Short Eared owl....*









*Juvi Redtail Hawk....*









*Female Norther Harrier.....*









*Juvi Bald Eagle..... *









*Peregrine Falcon.....*








*Hope you like just a few from this winter at Boundary Bay......*


----------



## neven (May 15, 2010)

Damn man, my father would be drooling here... he's a huge bird watching fan


----------



## Fire-Eel-Man (Feb 13, 2011)

*Thank you... it started out as a hobby now it has become a passion......*


----------



## King-eL (Apr 21, 2010)

Nice! I love raptors! I love your sig too.Lol!

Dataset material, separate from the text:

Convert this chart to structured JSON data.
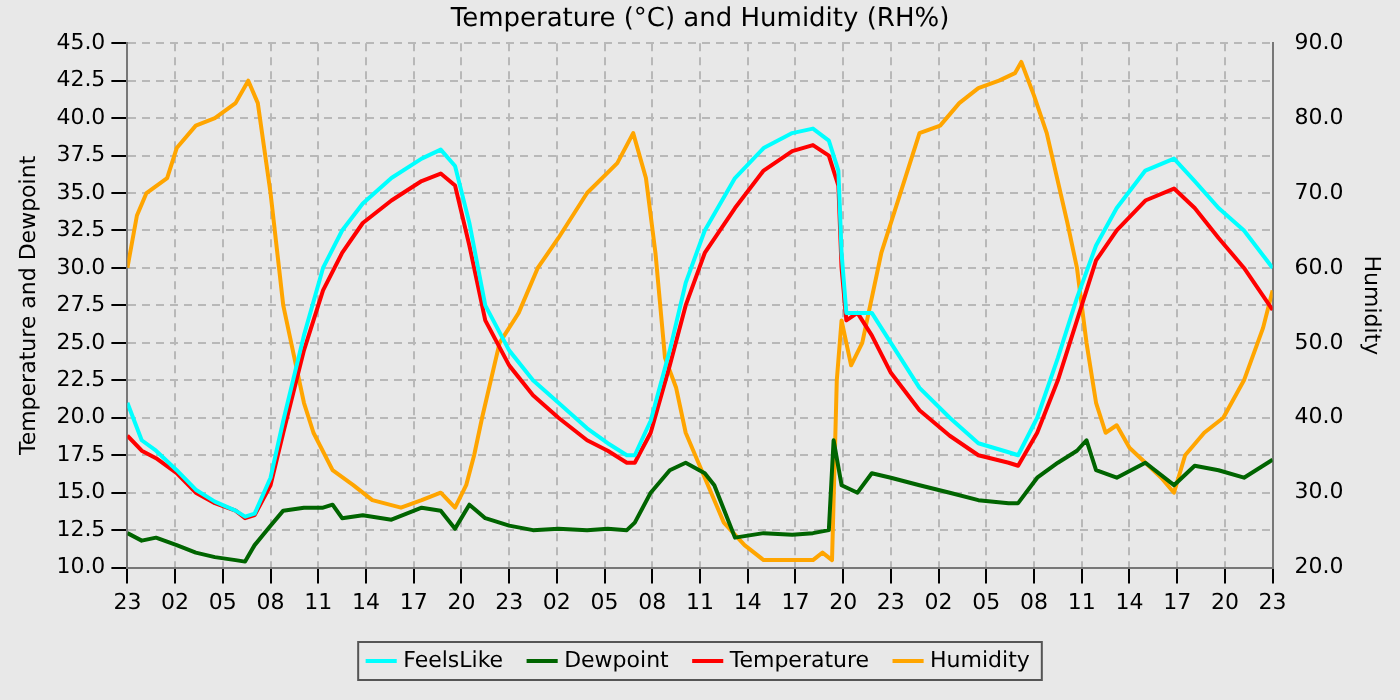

Now lets see some of those new monster fish.


----------



## Johnnyfishtanks (Apr 21, 2010)

wicked keep up the nice pics


----------



## JUICE (Jan 4, 2020)

i love birds of prey , i almost get into accidents when i spot them while driving ..lol


----------



## spit.fire (Jan 3, 2011)

you should come out to abbotsford if you wanna get some pictures of eagles, i had 10 bald eagles sitting in my yard the other day


----------



## BullDog (Apr 21, 2010)

Great pictures! I love the one of the peregrine falcon looking down on you


----------



## Mferko (Jun 8, 2010)

wow fantastic pictures, makes me want to go down to boundary bay hehe


----------



## Fire-Eel-Man (Feb 13, 2011)

*Thanks everyone yes last time I was there we counted over 500 eagles at Boundary bay... I travel all over Vancouver hand have photographed 189 different species of birds so far and 4 different Owls already this year *

*(King-el need to get a new tank before the monsters start LOL this week some time...............)*


----------



## gmachine19 (Apr 21, 2010)

Man lucky you to spot so many of them. I'm still waiting for spring to get some pics. Here is a picture of a bald eagle that's staring me down last summer 

















And this one is a juvie last summer when I was crabbing. It manage to snatch some chicken wing crabbers use for bait.









Sorry for high jacking your thread


----------